Yes, Jeremy Corbyn’s far left shadow chancellor John McDonnell is a joke – but the threat he poses is all too real
"Know Your Enemy" is advice worth heeding. And it is particularly appropriate for those of us who believe in free markets when faced with the new shadow chancellor John McDonnell.
For it would be easy simply to dismiss him as a far left nutcase. Not because he is not far left (he is). Not because he isn’t wrong about most things (he is). But because he realises that establishing popular credibility for economic competence is a prerequisite for electoral success. Consider these apparently measured statements that he wrote in a recent Guardian article:
“Labour under Jeremy Corbyn is committed to eliminating the deficit… We accept that cuts in public spending will help eliminate the deficit… Alongside deficit elimination, the Corbyn campaign is advocating a fundamental reform of our economic system. This will include the introduction of an effective regulatory regime for our banks and financial sector; a full-blown Glass-Steagall system to separate day-to-day and investment banking; radical reform of the failed auditing regime; etc etc”
Not much wrong there – at first sight. Much of it, I suspect, would also be pretty popular. As are other proposals he has made, such as renationalising the Post Office and the railways, soaking the rich, introducing “People’s QE”, and a Financial Transaction Tax. The polling (ahem) is conclusive: each one of these policies has widespread public support (a potent illustration of how the centre right has failed to explain and popularise capitalism).
So the danger is that mockery of the man or of his politics could be counter-productive. Far better, surely, to make the case from first principles as to why McDonnell’s proposals would be economically destructive.
And that should not be too difficult: consider his plans to renationalise the banks, the railways, the Post Office and the utilities. The current market capitalisation of the larger companies in these industries is several hundred billion pounds.
If renationalisation were to go ahead, it would either be unaffordable (remember that McDonnell wants to eliminate the deficit) or it would be the biggest ever heist on every individual with a pension fund or an investment.
Not only that, but Britain’s key industries, many of them in urgent need both of long-term investment and greater competition, would then be starved of capital, would be run from Whitehall and would be even more of a monopolistic cartel than some of them are already.
Or you can look at McDonnell’s tax proposals: he has talked about a 60 per cent top rate of income tax, additional wealth taxes, a Financial Transaction Tax, higher corporation taxes, and a 7 per cent increase in national insurance.
Each one of these can be proved to be de facto wrong – indeed, by pushing Britain further down the wrong side of the Laffer curve, many of them could end up raising far less than the status quo.
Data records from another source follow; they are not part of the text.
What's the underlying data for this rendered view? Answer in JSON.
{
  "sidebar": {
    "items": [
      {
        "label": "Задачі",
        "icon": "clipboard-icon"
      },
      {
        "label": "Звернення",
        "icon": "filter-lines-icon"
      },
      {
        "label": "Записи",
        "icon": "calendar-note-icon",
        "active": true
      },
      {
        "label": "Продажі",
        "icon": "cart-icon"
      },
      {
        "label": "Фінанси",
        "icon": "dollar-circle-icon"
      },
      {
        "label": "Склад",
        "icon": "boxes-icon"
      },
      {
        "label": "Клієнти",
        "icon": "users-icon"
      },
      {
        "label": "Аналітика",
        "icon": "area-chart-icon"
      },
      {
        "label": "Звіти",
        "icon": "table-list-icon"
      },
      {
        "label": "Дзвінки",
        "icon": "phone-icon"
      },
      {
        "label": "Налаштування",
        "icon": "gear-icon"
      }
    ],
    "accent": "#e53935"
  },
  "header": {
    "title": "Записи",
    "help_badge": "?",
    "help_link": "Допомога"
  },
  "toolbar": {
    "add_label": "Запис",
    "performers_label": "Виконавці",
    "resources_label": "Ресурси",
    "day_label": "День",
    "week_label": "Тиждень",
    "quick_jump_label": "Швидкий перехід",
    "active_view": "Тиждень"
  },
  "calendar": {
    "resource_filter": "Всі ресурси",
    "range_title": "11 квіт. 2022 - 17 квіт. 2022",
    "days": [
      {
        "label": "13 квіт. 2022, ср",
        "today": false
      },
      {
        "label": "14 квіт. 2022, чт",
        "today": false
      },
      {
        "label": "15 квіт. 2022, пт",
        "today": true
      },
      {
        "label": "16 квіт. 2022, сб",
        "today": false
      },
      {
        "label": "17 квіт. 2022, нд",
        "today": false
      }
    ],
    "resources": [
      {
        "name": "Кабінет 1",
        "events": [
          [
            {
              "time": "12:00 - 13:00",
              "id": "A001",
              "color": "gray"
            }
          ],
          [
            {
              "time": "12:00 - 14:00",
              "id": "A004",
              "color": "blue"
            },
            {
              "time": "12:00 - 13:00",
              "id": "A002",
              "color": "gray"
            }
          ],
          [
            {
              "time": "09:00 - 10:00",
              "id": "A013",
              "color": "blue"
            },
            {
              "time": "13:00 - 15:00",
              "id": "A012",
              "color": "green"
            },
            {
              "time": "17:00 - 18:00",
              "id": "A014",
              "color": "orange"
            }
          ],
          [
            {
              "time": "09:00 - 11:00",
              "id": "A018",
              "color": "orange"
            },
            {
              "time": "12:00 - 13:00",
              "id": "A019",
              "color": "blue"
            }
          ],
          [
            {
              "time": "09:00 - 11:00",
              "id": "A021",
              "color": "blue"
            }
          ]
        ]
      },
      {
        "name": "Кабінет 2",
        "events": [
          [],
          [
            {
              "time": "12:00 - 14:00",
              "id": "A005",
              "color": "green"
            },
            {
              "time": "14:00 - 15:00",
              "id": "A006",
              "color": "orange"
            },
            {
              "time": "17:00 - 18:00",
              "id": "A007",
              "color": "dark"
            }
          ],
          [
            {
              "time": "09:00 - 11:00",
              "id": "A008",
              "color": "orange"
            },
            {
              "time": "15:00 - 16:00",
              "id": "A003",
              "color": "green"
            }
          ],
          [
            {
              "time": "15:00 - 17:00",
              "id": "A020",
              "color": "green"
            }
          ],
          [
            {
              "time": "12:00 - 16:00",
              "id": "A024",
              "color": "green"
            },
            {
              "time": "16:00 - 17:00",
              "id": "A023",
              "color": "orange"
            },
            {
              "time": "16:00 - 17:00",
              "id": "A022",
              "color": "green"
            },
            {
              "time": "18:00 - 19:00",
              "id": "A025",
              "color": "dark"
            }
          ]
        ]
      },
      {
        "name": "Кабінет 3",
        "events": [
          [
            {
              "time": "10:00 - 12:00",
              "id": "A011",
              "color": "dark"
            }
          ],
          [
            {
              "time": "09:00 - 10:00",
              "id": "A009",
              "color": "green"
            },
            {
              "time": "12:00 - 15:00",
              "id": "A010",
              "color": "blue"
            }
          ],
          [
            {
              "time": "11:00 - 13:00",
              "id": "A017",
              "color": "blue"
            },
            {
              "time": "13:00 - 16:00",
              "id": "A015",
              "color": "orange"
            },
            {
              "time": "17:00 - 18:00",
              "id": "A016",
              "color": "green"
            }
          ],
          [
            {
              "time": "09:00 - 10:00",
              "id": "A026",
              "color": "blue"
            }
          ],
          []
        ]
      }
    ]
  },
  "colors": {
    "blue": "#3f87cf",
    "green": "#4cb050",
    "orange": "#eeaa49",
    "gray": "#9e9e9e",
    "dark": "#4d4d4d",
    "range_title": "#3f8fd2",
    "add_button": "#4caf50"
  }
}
But taken together?
The damage to Britain’s pro-enterprise reputation, to investment, to jobs would be huge and enduring.
Then he wants to “enhance the role of trade unions”, not least in terms of “sectoral collective bargaining”. It is easy to see why, given the importance of trade union funding to the Labour Party.
For it can be too easy to forget the extraordinary collapse in union membership: when Margaret Thatcher came to office in 1979, 82 per cent of workers in the UK had their main terms and conditions determined by a union-negotiated collective agreement.
The latest figures now show that it is down to just 23 per cent (the great majority of which are, of course, in the public sector).
Other policies are not only wrong but self-contradictory: reopening coal mines but banning the extraction of cleaner, cheaper shale gas. Or abolishing Right to Buy for social tenants but creating new Right to Buy schemes for private sector tenants. It should not be hard to point out these and many other absurdities.
So here we are faced with a far left economic agenda that would take us back to the 1970s and that would be painfully and lastingly destructive to the British economy. The danger is that, while deeply misguided, this agenda is also cunningly populist.
And the message from Syriza in Greece and Podemos in Spain should be clear: if they are not robustly challenged, these policies, wrong as they are, might resonate with a significant proportion of the electorate.